La cacca umana può rivelare più di quanto tu possa pensare, anche quando è molto, molto vecchia. In un nuovo studio su una civiltà Maya centroamericana, campioni di feci antiche hanno mostrato come le dimensioni di questa comunità variassero in modo significativo in risposta ai cambiamenti climatici contemporanei. I ricercatori hanno identificato quattro distinti periodi di spostamento delle dimensioni della popolazione come reazione a periodi particolarmente secchi o particolarmente umidi, che non sono stati tutti documentati prima:
1350-950 aC, 400-210 aC, 90-280 dC e 730-900 dC. Inoltre, le pile di cacca appiattite mostrano che la città di Itzan, che ai giorni nostri sarebbe in Guatemala, era abitata circa 650 anni prima di quanto precedentemente suggerito dalle prove archeologiche. Sono molte informazioni da ottenere dallo sterco umano.

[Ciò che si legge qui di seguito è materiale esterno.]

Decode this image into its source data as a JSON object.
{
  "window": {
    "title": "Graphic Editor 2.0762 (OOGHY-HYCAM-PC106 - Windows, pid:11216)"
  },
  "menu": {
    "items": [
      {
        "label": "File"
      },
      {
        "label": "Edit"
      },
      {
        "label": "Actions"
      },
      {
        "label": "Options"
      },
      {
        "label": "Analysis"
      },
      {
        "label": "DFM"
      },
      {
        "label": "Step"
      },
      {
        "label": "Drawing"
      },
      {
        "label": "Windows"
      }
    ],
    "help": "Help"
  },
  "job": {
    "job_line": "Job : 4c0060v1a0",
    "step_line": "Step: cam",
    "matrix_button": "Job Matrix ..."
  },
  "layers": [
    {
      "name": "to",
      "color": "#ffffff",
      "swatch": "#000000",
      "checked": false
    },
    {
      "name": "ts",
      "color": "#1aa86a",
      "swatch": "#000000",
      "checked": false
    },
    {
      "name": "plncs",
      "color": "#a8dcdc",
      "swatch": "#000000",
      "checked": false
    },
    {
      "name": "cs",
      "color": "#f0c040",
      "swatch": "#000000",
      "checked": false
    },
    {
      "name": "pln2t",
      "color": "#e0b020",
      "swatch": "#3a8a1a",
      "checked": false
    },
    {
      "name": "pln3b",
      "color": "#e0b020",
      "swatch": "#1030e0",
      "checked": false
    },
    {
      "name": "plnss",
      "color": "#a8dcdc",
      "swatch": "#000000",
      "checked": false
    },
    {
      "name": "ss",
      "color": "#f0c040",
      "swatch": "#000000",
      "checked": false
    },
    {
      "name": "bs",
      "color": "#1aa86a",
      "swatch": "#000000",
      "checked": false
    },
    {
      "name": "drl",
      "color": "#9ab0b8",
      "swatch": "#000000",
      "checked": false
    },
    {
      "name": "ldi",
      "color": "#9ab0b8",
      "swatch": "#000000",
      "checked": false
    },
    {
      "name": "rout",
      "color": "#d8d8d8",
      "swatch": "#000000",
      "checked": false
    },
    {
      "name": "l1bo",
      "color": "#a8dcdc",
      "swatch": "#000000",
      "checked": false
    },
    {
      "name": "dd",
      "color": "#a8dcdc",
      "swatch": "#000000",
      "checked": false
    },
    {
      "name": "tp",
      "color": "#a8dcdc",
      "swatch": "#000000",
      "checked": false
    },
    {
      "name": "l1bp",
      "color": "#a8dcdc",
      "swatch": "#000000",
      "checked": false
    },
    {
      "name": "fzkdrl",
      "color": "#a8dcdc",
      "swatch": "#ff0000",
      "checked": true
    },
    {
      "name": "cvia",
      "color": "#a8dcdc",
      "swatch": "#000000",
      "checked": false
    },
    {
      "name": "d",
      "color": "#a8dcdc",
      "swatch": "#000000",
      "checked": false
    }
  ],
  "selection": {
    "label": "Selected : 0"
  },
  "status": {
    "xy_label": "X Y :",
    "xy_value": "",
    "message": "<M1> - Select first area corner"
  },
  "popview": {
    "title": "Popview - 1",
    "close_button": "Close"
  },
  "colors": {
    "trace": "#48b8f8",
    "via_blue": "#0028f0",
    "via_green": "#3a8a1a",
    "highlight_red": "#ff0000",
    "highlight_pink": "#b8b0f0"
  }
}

“Questa ricerca dovrebbe aiutare gli archeologi fornendo un nuovo strumento per esaminare i cambiamenti che potrebbero non essere visti nelle prove archeologiche, perché le prove potrebbero non essere mai esistite o potrebbero essere state perse o distrutte”, afferma il biogeochimico Benjamin Keenan , della McGill University. in Canada. “Le pianure Maya non sono molto adatte per preservare edifici e altri documenti sulla vita umana a causa dell’ambiente della foresta tropicale”. Questo studio utilizza un metodo di analisi relativamente nuovo basato sugli stanoli fecali: molecole organiche nella cacca umana (e animale) che vengono conservate negli strati di sedimenti sotto laghi e fiumi, a volte per migliaia di anni. Le concentrazioni di questi stanoli nel tempo, segnate dagli strati di sedimenti, possono fornire ai ricercatori indizi sul cambiamento della popolazione che possono essere supportati da altri documenti storici. Finora, gli stanoli hanno dimostrato di essere indicatori accurati di quante persone vivevano in un determinato luogo in un determinato momento.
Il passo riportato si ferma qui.